IFRS: 'Buckle your seatbelts'
The "date certain" for conversion to International Reporting Standards (IFRS) may be as soon as 2014, according to Kenneth Marshall, a partner in E&Y's Assurance & Advisory Business Services practice, which, with three-year comparative reporting, will mean that U.S. companies should begin the process of adapting their accounting and other business systems within the next eighteen months. "Companies need to have their eye on the ball right now, or risk scrambling for resources," Marshall said at an E&Y Thought Center Web cast held on June 6, "Are You Ready for IFRS?" that was devoted to practical conversion issues.
On Monday, Financial Accounting Standards Board (FASB) chairman Robert Herz told his audience at the Investor Relations Institute's 2008 annual conference in San Diego, to "buckle their seatbelts" for his headline address on the next chapter in the world of financial reporting, The Cross Border Group reports. Herz said IFRS are coming for U.S. companies, probably within three to five years. He added that standard-setters are not in favor of a lengthy adjustment period. "It will be a swift change to IFRS," he said. "[Having a choice between U.S. GAAP and IFRS] might be an interim step, but it creates a two-language reporting regime."
The pace of change in sentiment in the U.S. since the Securities and Exchange Commission (SEC) roundtables in December has been astonishing, said Danita Ostling, a partner in E&Y's Assurance & Advisory Business Services practice, and a participant in the Thought Center Web cast. The SEC, along with accounting and business leaders, are coming to the conclusion that, "If IFRS are good enough for U.S. registrants, they are good enough for everybody." Although smaller companies may not see the same benefit, there seems to be a developing consensus that a "single set of high quality standards benefits all."

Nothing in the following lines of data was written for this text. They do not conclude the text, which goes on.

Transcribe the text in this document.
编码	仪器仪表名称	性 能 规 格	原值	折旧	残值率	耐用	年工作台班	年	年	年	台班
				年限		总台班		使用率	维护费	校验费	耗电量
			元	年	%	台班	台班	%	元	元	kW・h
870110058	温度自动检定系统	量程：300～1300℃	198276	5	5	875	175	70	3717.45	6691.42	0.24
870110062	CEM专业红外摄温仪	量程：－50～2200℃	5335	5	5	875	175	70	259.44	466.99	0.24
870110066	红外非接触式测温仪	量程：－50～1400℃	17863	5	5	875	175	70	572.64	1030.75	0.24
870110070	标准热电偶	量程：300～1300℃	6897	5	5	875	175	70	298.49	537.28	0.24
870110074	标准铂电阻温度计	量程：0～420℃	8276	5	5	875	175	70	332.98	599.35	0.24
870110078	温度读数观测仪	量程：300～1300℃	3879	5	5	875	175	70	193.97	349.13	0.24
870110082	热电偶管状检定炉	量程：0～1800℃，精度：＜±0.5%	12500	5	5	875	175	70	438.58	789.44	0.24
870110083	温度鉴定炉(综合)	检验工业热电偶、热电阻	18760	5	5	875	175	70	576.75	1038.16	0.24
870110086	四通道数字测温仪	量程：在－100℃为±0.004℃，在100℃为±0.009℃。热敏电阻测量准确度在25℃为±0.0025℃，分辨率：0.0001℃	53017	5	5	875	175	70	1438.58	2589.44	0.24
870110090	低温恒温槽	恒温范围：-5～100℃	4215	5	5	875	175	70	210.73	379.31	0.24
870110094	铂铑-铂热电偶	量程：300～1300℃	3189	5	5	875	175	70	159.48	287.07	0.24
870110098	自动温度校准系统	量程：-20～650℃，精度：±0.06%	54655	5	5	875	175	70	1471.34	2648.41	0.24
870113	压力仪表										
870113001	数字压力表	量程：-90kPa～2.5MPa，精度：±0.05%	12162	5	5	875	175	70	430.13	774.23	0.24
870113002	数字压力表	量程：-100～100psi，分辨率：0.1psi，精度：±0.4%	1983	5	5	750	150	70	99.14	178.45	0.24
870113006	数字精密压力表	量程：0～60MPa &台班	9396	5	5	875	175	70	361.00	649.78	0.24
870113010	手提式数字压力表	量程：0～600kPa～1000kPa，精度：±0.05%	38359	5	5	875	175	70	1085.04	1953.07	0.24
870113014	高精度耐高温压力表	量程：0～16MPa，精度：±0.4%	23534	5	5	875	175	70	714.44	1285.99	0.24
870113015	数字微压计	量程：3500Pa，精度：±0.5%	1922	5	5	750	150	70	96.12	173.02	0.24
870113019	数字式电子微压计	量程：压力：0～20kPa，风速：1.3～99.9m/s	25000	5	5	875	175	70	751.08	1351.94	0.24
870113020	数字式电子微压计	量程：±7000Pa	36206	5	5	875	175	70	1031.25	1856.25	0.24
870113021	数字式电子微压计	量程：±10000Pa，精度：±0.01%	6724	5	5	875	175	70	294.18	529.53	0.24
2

Addressing some of the broad practical challenges that that conversion will bring for accounting professionals and financial executives of U.S. companies, Ostling first raised the question of what will happen to generally accepted accounting principles, GAAP. Ostling voiced her own opinion that private companies were likely to follow [public companies] in time.
Another enormous challenge for companies and the accounting profession is preparing professionals and staff for the change. The AICPA has formed a committee to see what will happen with the CPA exam, Ostling said, and FASB will host a forum on IFRS later this month which includes accounting education and professional certification among the issues to be discussed. Ostling said that changes in accounting interpretations were a constant feature of the profession, noting how many changes had occurred in U.S. GAAP since she and her audience had passed their CPA exams.
On a practical level, the conversion to IFRS will affect the whole organization, not just accounting departments, Marshall and Robert Owens, the Deputy Chief Accountant for Alcatel-Lucent said. Accounting departments must adjust to differences in revenue recognition and the way companies capitalize development costs among other issues, but the standards change can potentially impact every aspect of the company affected by financial information; e.g., key performance indicators, employee and executive compensation plans, management's internal reporting, and all systems that are tied to financial information.
Owens, who presented Lucent's conversion story in the Web cast, completed a conversion from GAAP to IFRS that resulted from the merger of Lucent and Alcatel. The project, which took two years, was an accelerated process designed to make the Lucent reporting system fit into Alcatel's existing framework. Owens emphasized that the process was specific to the company, but that in the case of Alcatel-Lucent, the conversion project team identified potential issues in the legal department, relating to contracts, among M&A teams, in tax and investor relations, as well as in IT, auditors and Treasury.
A company will need a fully dedicated project team with the support of the entire organization in order to manage the change, Owens said. The auditor will assist in an advisory capacity, Marshall said. Lessons learned from the Lucent IFRS conversion were that the project team:
Cannot start too early.
Start with a clean sheet of paper. The Lucent team took the approach of identifying and minimizing differences with GAAP. Had he had the time, Owens said, a better approach would have been to start with a clean sheet and evaluate all business processes that were potentially involved.
Fully understand issues, be decisive.
Allow enough time to implement and flush out issues.
Overall costs were nowhere near the cost of SOX 404 implementation, Owens said, although again, this would depend on the company.
Other broad issues that remain to be resolved include coordination with the Internal Revenue Service (IRS) and issues of governance, Ostling said. The IRS is involved in ongoing discussions on interpretation of adjustments to income.
And while IFRS considered on a broad scale represent principles-based rather than rules-based accounting and rely on professional judgment, Sarbanes-Oxley is not going to go away, Ostling said. Companies must be prepared to develop detailed policies and rules that will provide documentation for SOX 404 purposes and well as support professional judgment.
The archived Web cast is available online.